5.Il résulte de l'instruction que la demande de M. A tendant au renouvellement de sa carte de séjour pluriannuelle en sa qualité de bénéficiaire de la protection subsidiaire a été réceptionnée par les services de la préfecture du Nord le 13 octobre 2023. Le préfet fait valoir que la décision implicite de refus qu'il a opposé à cette demande constitue non pas un refus de titre de séjour mais un refus d'enregistrer une demande de titre de séjour motif pris du caractère incomplet du dossier. Si les services de la préfecture ont sollicité la production de pièces complémentaires le 15 juillet 2024, il ne résulte toutefois pas de l'instruction que les compléments ainsi exigés, dont la nature n'a pas été précisée lors de l'audience, seraient un des documents mentionnés à l'article R. 431-10 du code de l'entrée et du séjour des étrangers et du droit d'asile ou une pièce mentionnée à l'annexe 10 à ce code, dont l'absence rendrait impossible l'instruction de la demande de M. A. Par suite, le dossier déposé par celui-ci ne peut être regardé comme incomplet et le silence gardé par le préfet du Nord au terme du délai de quatre mois à compter du 13 octobre 2023 a eu pour effet de faire naître une décision implicite de rejet de la demande de renouvellement du titre de séjour du requérant. Dans ces conditions, la fin de non-recevoir opposée par le préfet du Nord et tirée de ce que les conclusions à fin de suspension de la requête sont dirigées contre une décision qui ne fait pas grief doit être écartée.
Sur les conclusions à fin de suspension :
6.Aux termes de l'article L. 521-1 du code de justice administrative : " Quand une décision administrative, même de rejet, fait l'objet d'une requête en annulation ou en réformation, le juge des référés, saisi d'une demande en ce sens, peut ordonner la suspension de l'exécution de cette décision, ou de certains de ses effets, lorsque l'urgence le justifie et qu'il est fait état d'un moyen propre à créer, en l'état de l'instruction, un doute sérieux quant à la légalité de la décision () ".
En ce qui concerne l'urgence :
7.L'urgence justifie que soit prononcée la suspension d'un acte administratif lorsque l'exécution de celui-ci porte atteinte, de manière suffisamment grave et immédiate, à un intérêt public, à la situation du requérant ou aux intérêts qu'il entend défendre. Il appartient au juge des référés, saisi de conclusions tendant à la suspension d'un acte administratif, d'apprécier concrètement, compte tenu des justifications fournies par le requérant, si les effets de l'acte litigieux sont de nature à caractériser une urgence justifiant que, sans attendre le jugement de la requête au fond, l'exécution de la décision soit suspendue. L'urgence doit être appréciée objectivement, compte tenu de l'ensemble des circonstances de l'affaire. Cette condition d'urgence sera en principe constatée dans le cas d'un refus de renouvellement du titre de séjour, comme d'ailleurs d'un retrait de celui-ci.
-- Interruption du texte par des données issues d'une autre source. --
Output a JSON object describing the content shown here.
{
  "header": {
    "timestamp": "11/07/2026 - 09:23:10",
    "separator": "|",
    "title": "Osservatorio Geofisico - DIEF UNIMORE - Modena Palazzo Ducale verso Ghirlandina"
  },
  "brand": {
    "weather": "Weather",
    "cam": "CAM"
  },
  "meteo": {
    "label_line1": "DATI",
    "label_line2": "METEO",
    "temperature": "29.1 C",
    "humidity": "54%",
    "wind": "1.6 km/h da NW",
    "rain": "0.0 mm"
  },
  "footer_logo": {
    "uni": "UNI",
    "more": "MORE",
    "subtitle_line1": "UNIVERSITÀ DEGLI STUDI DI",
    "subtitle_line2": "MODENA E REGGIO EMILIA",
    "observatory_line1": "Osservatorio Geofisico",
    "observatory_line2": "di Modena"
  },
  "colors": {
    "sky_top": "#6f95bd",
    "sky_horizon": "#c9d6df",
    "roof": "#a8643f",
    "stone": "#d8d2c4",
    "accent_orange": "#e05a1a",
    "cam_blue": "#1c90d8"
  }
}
8.En l'espèce, le refus opposé l'a été à une demande portant sur le renouvellement de la carte de séjour pluriannuelle détenue par M. A en sa qualité de bénéficiaire de la protection subsidiaire. La circonstance que, postérieurement à l'introduction de la requête, une attestation de prolongation d'instruction valable du 15 juillet 2024 au 14 janvier 2025 a été remise au requérant n'est pas de nature à faire échec, à elle seule, à la présomption d'urgence mentionnée au point précédent. Par suite, la condition d'urgence doit être regardée comme remplie.
En ce qui concerne le doute sérieux quant à la légalité de la décision attaquée :
9. Il ne résulte pas de l'instruction que l'Office français de protection des réfugiés et apatrides aurait, en application de l'article L. 512-3 du code de l'entrée et du séjour des étrangers et du droit d'asile, mis fin à la protection subsidiaire dont bénéficie M. A ni que le dossier de demande présenté n'était pas complet ainsi qu'il a été dit au point 5 de la présente ordonnance. Par suite, et en l'état de l'instruction, le moyen tiré de la méconnaissance de l'article L. 424-9 du code de l'entrée et du séjour des étrangers et du droit d'asile est de nature à faire naître un doute sérieux quant à la légalité de la décision attaquée.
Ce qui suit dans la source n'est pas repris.